The TA-P fixation incidence (P=.06) did not significantly differ with age in the ADHD group for the delayed saccade task. This was true despite the ADHD group showing improvements in LTA Fix. (P=.01), NTA-W Fix. (P=.005), and intrusive saccade incidence (calculated from BIntrusive Sac.; P=.003) with age.

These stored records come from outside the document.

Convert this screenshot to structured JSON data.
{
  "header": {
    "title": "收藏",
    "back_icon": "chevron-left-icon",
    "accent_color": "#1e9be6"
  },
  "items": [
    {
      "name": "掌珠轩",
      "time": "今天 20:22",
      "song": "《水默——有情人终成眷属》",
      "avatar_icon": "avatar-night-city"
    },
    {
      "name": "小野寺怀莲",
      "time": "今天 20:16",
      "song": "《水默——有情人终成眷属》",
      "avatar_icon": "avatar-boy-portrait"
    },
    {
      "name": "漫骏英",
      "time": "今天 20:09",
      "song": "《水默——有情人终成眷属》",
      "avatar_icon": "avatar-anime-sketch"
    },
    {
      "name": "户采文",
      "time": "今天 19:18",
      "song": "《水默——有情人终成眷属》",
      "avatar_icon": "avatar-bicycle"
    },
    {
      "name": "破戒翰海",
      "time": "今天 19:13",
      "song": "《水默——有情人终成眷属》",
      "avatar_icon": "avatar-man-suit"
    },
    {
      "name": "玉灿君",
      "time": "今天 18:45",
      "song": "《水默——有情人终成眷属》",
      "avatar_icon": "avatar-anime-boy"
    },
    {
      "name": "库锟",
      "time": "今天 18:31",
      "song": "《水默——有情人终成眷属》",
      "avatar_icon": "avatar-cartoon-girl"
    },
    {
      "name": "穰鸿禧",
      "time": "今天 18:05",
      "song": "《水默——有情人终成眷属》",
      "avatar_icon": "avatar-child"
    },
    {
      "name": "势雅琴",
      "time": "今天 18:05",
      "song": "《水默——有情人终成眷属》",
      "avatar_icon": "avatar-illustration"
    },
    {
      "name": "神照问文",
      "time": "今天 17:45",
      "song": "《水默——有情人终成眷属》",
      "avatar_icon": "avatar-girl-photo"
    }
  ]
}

Figure 8. Comparisons of eye-tracking metrics among age groups. Letters above the bars indicate the results of the post hoc tests using Bonferroni correction among different age groups in the attention-deficit/hyperactivity disorder (ADHD) and typically developing (TD) groups. Lower case letters indicate P<.05; upper case letters indicate P<.01. *P<.05, **P<.01. Fix.; fixation; GTE: gaze transition entropy; SA: stimulus area; Sac.: saccade; SGE: stationary gaze entropy; TA: target area; UA: unrelated area. ML Analysis With the Proposed Digital Biomarkers

The evaluation metrics (AUC, accuracy, sensitivity, specificity, precision, and F1-score) are reported as means (95% CIs). The XGBoost model trained on the eye-tracking variables achieved an AUC of 0.965 (0.964-0.966), an accuracy of 0.908 (0.907-0.910), a sensitivity of 0.877 (0.874-0.880), a specificity of 0.932 (0.930-0.934), a precision of 0.913 (0.910-0.915), and an F1-score of 0.892 (0.890-0.894). The averaged ROC curve is shown in , which illustrates the effectiveness of the proposed digital biomarkers for discriminating the ADHD and TD groups. The 10 most important variables for the model are reported with their scores in .

Figure 9. Receiver operating characteristic curve of the classification model. AUC: area under the receiver operating characteristic curve.